Die Arzneidroge besteht aus der getrockneten Wurzel, die spindelförmig und verzweigt ist. Im Querschnitt zeigt sie konzentrische Ringe aus Leitbündeln — ein wichtiges Erkennungsmerkmal. Die Oberfläche ist graubraun und längsrunzelig.
Vorkommen
- Sìchuān, Yúnnán und Guìzhōu in Südwestchina
- Auf 1500–3200 m Höhe in Bergwäldern und an Wegrändern
- Kultiviert auf lockeren, tiefgründigen Böden in Sìchuān
- Wild wachsend in feuchten Bergschluchten und an Bachufern
Erntezeit
- Ernte im Herbst nach dem Welken des oberirdischen Krautes
- Die Wurzeln werden ausgegraben, gewaschen und von Seitenwurzeln befreit
- Trocknung an der Luft oder bei niedriger Temperatur
Verarbeitung
Chuan Niu Xi wird je nach therapeutischem Schwerpunkt unterschiedlich aufbereitet.- Rohdroge (Shēng Chuān Niú Xī) — für Diurese und Hitzeableitung:
- Wurzeln waschen und in Scheiben schneiden
- An der Luft trocknen
- Weinbehandelte Form (Jiǔ Chuān Niú Xī) — für stärkere Blut–Belebung:
- Getrocknete Scheiben mit Reiswein besprühen
- Kurz anrösten, bis der Weingeruch verfliegt
- Salzbehandelte Form (Yán Chuān Niú Xī) — verstärkt die Wirkung auf Niere und Blase:
- Mit Salzwasser besprühen und anrösten
- Besonders bei Lin–Syndrom und Harnwegsbeschwerden
Verwandte Kräuter
Kräuter mit ähnlicher Wirkung und verwandten Einsatzgebieten
Vergleichbare westliche Kräuter
- Weinraute (Ruta graveolens) — europäisches Kraut mit blutbewegender und emmenagogner Wirkung.

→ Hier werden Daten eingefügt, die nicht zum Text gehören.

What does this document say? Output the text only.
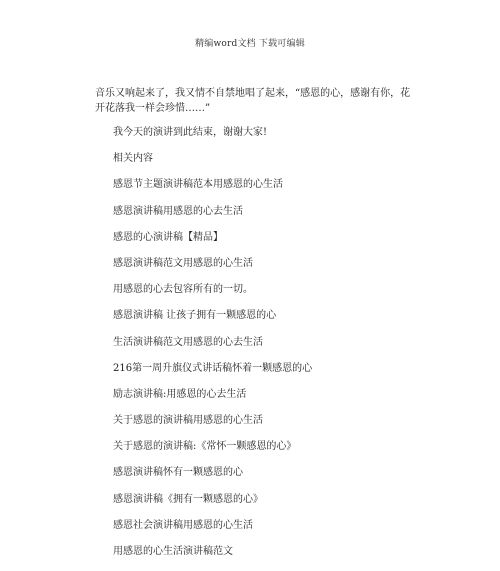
精编word文档 下载可编辑
音乐又响起来了，我又情不自禁地唱了起来，“感恩的心，感谢有你，花开花落我一样会珍惜……”
我今天的演讲到此结束，谢谢大家!
相关内容
感恩节主题演讲稿范本用感恩的心生活
感恩演讲稿用感恩的心去生活
感恩的心演讲稿【精品】
感恩演讲稿范文用感恩的心生活
用感恩的心去包容所有的一切。
感恩演讲稿 让孩子拥有一颗感恩的心
生活演讲稿范文用感恩的心去生活
216第一周升旗仪式讲话稿怀着一颗感恩的心
励志演讲稿:用感恩的心去生活
关于感恩的演讲稿用感恩的心生活
关于感恩的演讲稿:《常怀一颗感恩的心》
感恩演讲稿怀有一颗感恩的心
感恩演讲稿《拥有一颗感恩的心》
感恩社会演讲稿用感恩的心生活
用感恩的心生活演讲稿范文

Ähnlich wie Chuan Niu Xi bei Amenorrhoe eingesetzt, ebenfalls in der Schwangerschaft kontraindiziert.
- Mutterkraut (Tanacetum parthenium) — westliches Mittel gegen Migräne und Kopfschmerzen, das wie Chuan Niu Xi aufsteigendes Yang nach unten leiten kann. In der europäischen Phytotherapie als Prophylaxe bei vaskulären Kopfschmerzen etabliert.
- Teufelskralle (Harpagophytum procumbens) — afrikanisches Heilmittel bei Gelenkschmerzen und rheumatischen Beschwerden. Funktionell vergleichbar mit Chuan Niu Xis Wirkung auf Bi–Syndrome der unteren Extremitäten.